I drive right past and turn down a road to exit the neighborhood, first cop still following me.

As I’m about to exit I see another cop and soon as I see him, the cop behind me lights me up. He pulls me over right across the street from the other cop who looks at me knowingly and then drives off.

All of this super odd. Note all I have is a pipe and weed so I’m not super panicked (despite being illegal).

Cop walks up and says “I saw you clicked you seatbelt on when you saw me.” Thing was I saw him LONG before he was ever able to see that happen. Not sure how he saw that.

He then asked me where I was going, I tried acting confused and did a good job. Told them looking for a friends house on such and such street but the neighborhood was also the same name so was able to use that to my advantage in my “stupidity.”
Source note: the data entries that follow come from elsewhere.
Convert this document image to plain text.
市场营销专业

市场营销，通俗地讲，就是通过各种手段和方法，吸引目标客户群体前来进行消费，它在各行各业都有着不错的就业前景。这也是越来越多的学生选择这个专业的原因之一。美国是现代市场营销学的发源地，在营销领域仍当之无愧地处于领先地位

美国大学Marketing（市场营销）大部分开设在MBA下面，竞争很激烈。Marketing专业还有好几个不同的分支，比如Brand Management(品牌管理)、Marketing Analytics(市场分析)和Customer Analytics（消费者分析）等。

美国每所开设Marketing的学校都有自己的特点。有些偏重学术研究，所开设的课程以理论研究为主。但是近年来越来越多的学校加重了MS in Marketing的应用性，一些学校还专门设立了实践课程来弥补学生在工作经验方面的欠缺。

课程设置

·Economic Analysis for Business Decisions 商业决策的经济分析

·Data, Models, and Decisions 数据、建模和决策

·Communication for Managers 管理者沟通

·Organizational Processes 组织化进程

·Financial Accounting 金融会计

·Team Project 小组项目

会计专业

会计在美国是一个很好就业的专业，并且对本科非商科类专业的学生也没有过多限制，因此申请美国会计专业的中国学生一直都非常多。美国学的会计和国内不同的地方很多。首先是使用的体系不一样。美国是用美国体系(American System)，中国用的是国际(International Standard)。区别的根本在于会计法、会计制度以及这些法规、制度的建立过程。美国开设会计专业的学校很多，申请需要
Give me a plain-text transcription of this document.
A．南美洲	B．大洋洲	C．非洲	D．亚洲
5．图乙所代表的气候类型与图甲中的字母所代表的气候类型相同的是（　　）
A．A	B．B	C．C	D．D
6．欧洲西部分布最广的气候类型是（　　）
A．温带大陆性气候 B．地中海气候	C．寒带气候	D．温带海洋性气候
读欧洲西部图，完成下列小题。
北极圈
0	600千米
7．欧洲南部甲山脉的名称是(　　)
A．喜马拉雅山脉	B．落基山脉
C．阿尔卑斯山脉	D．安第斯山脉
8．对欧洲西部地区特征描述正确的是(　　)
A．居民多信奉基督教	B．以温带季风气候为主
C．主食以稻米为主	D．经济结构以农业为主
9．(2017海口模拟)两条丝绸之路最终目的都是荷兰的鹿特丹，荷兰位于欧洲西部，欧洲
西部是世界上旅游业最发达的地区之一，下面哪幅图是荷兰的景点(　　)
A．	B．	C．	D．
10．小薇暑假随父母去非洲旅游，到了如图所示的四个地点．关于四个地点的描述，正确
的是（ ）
He then gave me a warning, and let me go. Instead of driving off, he followed me for another 15min until I pulled into a gas station.

I still to this day don’t know what happened. At first I thought did my buddy try to set me up? But it all seemed so sloppy and uncoordinated for that.

My guess is because he was military, his phone was watched and they saw these texts then decided try and stop it any way they could. They recognized my car, they had the neighborhood completely surrounded but the PD in that city is a bunch of fuck ups, they just hoped I was desperate enough to try to go back.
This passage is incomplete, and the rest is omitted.